В связи с этим шел интенсивный обмен письмами между полномочным представителем РСФСР в Грузии Кировым и министром иностранных дел Грузии. Так, в письме на имя господина министра иностранных дел Грузии от 27 июля 1920 года Киров писал: «…Я и мое правительство неоднократно делали Вам и Вашему Правительству соответствующие заверения в гарантии того, что Советской правительство стоит и будет стоять твердо на почве соблюдения мирного договора. Лучшим доказательством этого является хотя бы то, что войска РСФСР, расположенные в пределах Северного Кавказа, значительно сокращены в своем количестве, а X армия, стоящая в Терской области, совершенно расформирована.

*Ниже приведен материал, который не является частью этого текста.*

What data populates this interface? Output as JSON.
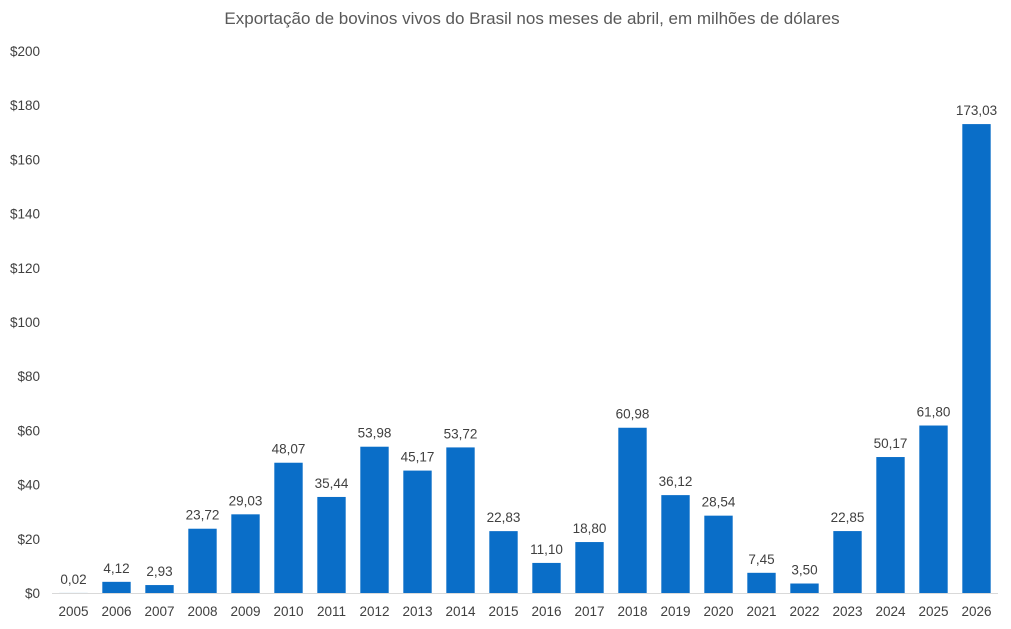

Между тем, войска Вашего правительства продолжают занимать прежние позиции, в настоящее время, ими занята нейтральная зона, определенная статьей „3“ пункт 2 и 3 Российско-грузинского договора от 7-го мая с. г. …»

В другом письме от 2 августа 1920 года Киров писал: «После подавления войсками Вашего правительства восстания в Южной Осетии, Горийском и Рачинском уездах, в пределы Терской области стихийно двинулась десятитысячная масса Южной Осетии, которая компактными группами расплылась по Северной Осетии, обостряя ее продовольственное и санитарное положение.

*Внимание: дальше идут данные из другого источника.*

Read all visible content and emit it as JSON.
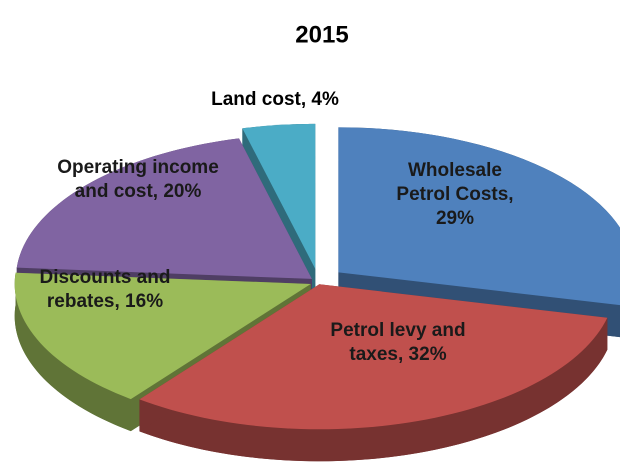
{
  "chart_data": {
    "type": "pie",
    "title": "2015",
    "labels": [
      "Wholesale Petrol Costs, 29%",
      "Petrol levy and taxes, 32%",
      "Discounts and rebates, 16%",
      "Operating income and cost, 20%",
      "Land cost, 4%"
    ],
    "values": [
      29,
      32,
      16,
      20,
      4
    ],
    "colors": [
      "#4f81bd",
      "#c0504d",
      "#9bbb59",
      "#8064a2",
      "#4bacc6"
    ]
  }
}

По полученным мною сведениям, вслед за этой волной южных осетин продолжают двигаться все новые и новые группы, ищущие временного пристанища в пределах Терской области.

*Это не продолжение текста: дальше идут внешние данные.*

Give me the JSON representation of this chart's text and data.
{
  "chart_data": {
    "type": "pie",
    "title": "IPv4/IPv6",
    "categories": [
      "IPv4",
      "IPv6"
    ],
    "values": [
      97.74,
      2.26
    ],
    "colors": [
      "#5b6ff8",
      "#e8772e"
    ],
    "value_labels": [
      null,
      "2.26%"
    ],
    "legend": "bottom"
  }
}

Как оказывается, это идут не беженцы, а выселенцы из Южной Осетии, которые агентами Вашего Правительства и войсковыми частями ставятся в такое положение, что вынуждены уйти из насиженных мест…»

Обращаясь с подобным посланием к правительству Грузии, Киров опирался на срочную военную телеграмму, полученную из Южной Осетии. Она адресовалась: Тифлис. Советская миссия тов. Кирову. Копия: Москва, тов. Ленину и Чичерину. Ее текст гласил: «Красные повстанцы Южной Осетии, оставшись без патронов, вынуждены были отступить вместе с частью мирных жителей, женщин и детей, до двадцати тысяч человек, в Советскую Терскую область. Огромная же масса осталась в лесах Южной Осетии. Меньшевистские банды правительства Жордания и К° преследуют и истребляют их. Села и деревни, где была провозглашена Советская власть, сожжены.

Просим товарища Кирова принять срочные меры к ограждению граждан Советской Южной Осетии от преследования и истребления».

Деятельность полпредства РСФСР в Грузии протекала в довольно сложных условиях. В письме к Ленину в июле 1920 года Киров сообщал: «…до сих пор не изжиты еще самые уродливые формы проявления к нам совершенно своеобразного внимания со стороны агентов грузинского правительства. Эта невероятная „бдительность” привела к тому, что даже такие невинные органы наши, как представительство Наркомвнешторга, оказались не в состоянии вести какую бы то ни было работу: всякий, выходящий из помещения представителя Наркомвнешторга, подвергался задержанию или аресту, или высылке за пределы Грузии…»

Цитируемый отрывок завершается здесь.